Maka ia kemudian pergi ke taman bunga di belakang, tempat yang paling disenanginya, tempat di mana dia selalu pergi menghibur diri di waktu ia merasa rindu kepada orang tuanya. Dan sekarang ini ia merasa amat rindu akibat guncangan batin yang dideritanya menyaksikan pembantaian tadi.

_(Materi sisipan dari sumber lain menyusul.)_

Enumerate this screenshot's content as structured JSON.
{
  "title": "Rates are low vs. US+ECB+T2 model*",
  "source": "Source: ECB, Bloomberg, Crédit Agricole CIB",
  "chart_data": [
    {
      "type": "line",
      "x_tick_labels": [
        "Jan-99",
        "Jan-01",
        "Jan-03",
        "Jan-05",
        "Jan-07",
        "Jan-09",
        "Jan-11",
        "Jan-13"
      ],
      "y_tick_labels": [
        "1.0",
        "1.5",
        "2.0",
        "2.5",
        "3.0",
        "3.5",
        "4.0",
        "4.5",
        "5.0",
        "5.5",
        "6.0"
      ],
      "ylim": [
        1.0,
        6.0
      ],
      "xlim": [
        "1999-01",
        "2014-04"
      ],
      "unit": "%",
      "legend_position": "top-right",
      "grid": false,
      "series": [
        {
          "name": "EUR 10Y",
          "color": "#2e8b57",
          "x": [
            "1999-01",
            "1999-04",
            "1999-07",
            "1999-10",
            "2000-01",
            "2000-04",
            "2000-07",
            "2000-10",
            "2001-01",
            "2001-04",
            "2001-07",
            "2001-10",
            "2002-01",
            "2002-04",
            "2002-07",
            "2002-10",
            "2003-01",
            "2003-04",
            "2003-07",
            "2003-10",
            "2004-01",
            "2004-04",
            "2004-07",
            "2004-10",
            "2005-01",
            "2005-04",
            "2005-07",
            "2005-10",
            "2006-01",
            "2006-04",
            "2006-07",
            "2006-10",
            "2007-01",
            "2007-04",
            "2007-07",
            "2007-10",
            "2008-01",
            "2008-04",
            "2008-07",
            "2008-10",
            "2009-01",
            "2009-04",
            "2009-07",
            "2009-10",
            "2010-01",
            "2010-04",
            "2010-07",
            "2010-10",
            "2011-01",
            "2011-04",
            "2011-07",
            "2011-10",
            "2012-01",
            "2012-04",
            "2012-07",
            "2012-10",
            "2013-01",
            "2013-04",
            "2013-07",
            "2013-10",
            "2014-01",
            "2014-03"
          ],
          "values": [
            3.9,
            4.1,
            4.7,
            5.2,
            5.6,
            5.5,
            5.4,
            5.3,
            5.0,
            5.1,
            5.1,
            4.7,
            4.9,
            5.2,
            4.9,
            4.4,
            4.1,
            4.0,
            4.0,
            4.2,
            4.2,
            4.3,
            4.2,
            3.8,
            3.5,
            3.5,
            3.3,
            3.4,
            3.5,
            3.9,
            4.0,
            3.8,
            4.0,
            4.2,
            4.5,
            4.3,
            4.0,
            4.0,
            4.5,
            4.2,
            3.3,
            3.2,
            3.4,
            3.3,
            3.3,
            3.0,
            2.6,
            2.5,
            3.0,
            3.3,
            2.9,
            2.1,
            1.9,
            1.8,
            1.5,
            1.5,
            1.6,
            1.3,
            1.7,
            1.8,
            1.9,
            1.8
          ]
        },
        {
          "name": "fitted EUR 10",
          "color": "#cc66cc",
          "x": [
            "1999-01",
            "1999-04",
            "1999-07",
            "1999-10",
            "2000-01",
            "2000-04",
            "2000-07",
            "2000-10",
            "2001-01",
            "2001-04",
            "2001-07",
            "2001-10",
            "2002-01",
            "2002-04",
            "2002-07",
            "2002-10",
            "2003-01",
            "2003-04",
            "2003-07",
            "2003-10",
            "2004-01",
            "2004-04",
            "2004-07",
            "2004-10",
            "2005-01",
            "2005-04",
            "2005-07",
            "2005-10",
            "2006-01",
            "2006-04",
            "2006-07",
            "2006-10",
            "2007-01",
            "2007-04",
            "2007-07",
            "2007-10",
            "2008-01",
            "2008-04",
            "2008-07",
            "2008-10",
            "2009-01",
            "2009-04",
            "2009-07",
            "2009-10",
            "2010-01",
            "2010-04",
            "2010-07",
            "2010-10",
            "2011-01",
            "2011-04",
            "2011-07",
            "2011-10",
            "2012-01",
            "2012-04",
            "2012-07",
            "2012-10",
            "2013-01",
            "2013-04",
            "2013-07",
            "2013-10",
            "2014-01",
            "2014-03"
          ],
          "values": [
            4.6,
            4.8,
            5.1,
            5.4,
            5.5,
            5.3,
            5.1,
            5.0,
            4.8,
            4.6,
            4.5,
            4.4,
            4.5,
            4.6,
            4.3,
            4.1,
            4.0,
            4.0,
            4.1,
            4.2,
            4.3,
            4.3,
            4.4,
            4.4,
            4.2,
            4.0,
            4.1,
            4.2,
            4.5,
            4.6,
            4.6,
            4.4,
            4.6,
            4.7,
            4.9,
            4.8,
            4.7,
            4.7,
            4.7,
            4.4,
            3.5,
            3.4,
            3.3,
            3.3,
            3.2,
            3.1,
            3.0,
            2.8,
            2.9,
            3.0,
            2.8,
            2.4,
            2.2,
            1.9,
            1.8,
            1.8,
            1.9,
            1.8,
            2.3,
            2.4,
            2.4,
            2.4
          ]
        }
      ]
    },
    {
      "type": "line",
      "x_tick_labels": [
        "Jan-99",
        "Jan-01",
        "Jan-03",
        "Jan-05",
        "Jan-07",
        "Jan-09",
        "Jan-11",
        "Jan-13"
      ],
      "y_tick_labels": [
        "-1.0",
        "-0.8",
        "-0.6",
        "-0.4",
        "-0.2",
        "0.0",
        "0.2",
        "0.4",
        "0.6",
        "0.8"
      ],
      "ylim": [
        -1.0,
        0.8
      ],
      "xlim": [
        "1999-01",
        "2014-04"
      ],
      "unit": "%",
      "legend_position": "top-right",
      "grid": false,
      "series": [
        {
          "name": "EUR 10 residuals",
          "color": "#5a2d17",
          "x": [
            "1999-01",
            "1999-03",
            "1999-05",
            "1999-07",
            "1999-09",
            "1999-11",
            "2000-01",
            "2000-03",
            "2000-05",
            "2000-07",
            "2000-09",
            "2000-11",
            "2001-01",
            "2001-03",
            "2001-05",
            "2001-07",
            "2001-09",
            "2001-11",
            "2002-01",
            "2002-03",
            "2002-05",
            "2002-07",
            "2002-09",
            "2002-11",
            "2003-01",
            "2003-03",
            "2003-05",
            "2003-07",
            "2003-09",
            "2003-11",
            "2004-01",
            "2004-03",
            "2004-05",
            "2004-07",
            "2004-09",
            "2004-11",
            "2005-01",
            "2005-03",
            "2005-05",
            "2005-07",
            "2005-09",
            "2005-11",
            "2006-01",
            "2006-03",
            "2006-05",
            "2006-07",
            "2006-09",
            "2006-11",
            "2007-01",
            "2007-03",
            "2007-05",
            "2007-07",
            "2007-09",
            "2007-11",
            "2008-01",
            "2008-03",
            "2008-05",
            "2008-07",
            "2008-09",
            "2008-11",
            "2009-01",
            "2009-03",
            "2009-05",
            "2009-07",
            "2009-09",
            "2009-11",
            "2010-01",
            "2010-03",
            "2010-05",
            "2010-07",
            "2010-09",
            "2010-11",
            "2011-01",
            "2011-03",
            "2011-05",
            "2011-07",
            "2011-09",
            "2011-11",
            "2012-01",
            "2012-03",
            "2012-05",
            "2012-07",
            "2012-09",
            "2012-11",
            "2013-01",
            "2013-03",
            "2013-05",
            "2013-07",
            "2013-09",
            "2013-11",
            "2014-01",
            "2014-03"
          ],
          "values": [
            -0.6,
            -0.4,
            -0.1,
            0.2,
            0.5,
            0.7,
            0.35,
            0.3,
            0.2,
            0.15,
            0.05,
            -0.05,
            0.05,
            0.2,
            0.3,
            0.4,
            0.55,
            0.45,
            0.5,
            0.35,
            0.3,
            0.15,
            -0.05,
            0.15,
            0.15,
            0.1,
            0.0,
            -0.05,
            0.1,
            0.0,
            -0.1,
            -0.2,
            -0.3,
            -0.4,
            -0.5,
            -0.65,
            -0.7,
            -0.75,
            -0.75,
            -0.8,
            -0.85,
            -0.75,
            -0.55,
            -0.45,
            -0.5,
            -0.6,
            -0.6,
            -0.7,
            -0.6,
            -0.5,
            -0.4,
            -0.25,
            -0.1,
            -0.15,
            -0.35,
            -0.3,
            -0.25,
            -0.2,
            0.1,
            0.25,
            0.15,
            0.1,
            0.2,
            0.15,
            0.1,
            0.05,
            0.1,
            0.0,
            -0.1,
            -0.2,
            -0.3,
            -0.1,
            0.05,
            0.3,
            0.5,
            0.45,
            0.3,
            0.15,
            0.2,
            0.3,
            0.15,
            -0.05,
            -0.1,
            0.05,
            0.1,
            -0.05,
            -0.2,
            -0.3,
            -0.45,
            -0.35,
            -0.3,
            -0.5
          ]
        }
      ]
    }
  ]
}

Rombongan para tosu itu memimpin belasan orang anak buah Pek-lian-pai. Tujuh orang tosu itu adalah tokoh-tokoh Pat-kwa-pai dan Pek-lian-pai, dan dalam kunjungan mereka kepada Sin-kiam Mo-li dipimpin sendiri oleh wakil ketua Pat-kwa-pai, yaitu Thian Kong Cinjin. Di antara mereka terdapat pula sute-nya, yaitu Ok Cin Cu tokoh Pat-kwa-pai. Ada pun yang empat orang lain adalah tokoh-tokoh Pek-lian-pai yang dipimpin oleh Thian Kek Sengjin dan tiga orang adalah sute-nya, Coa-ong Sengjin si ahli ular, dan dua orang sute lain yang bernama Ang Bin Tosu si muka merah dan Im Yang Tosu yang congkak.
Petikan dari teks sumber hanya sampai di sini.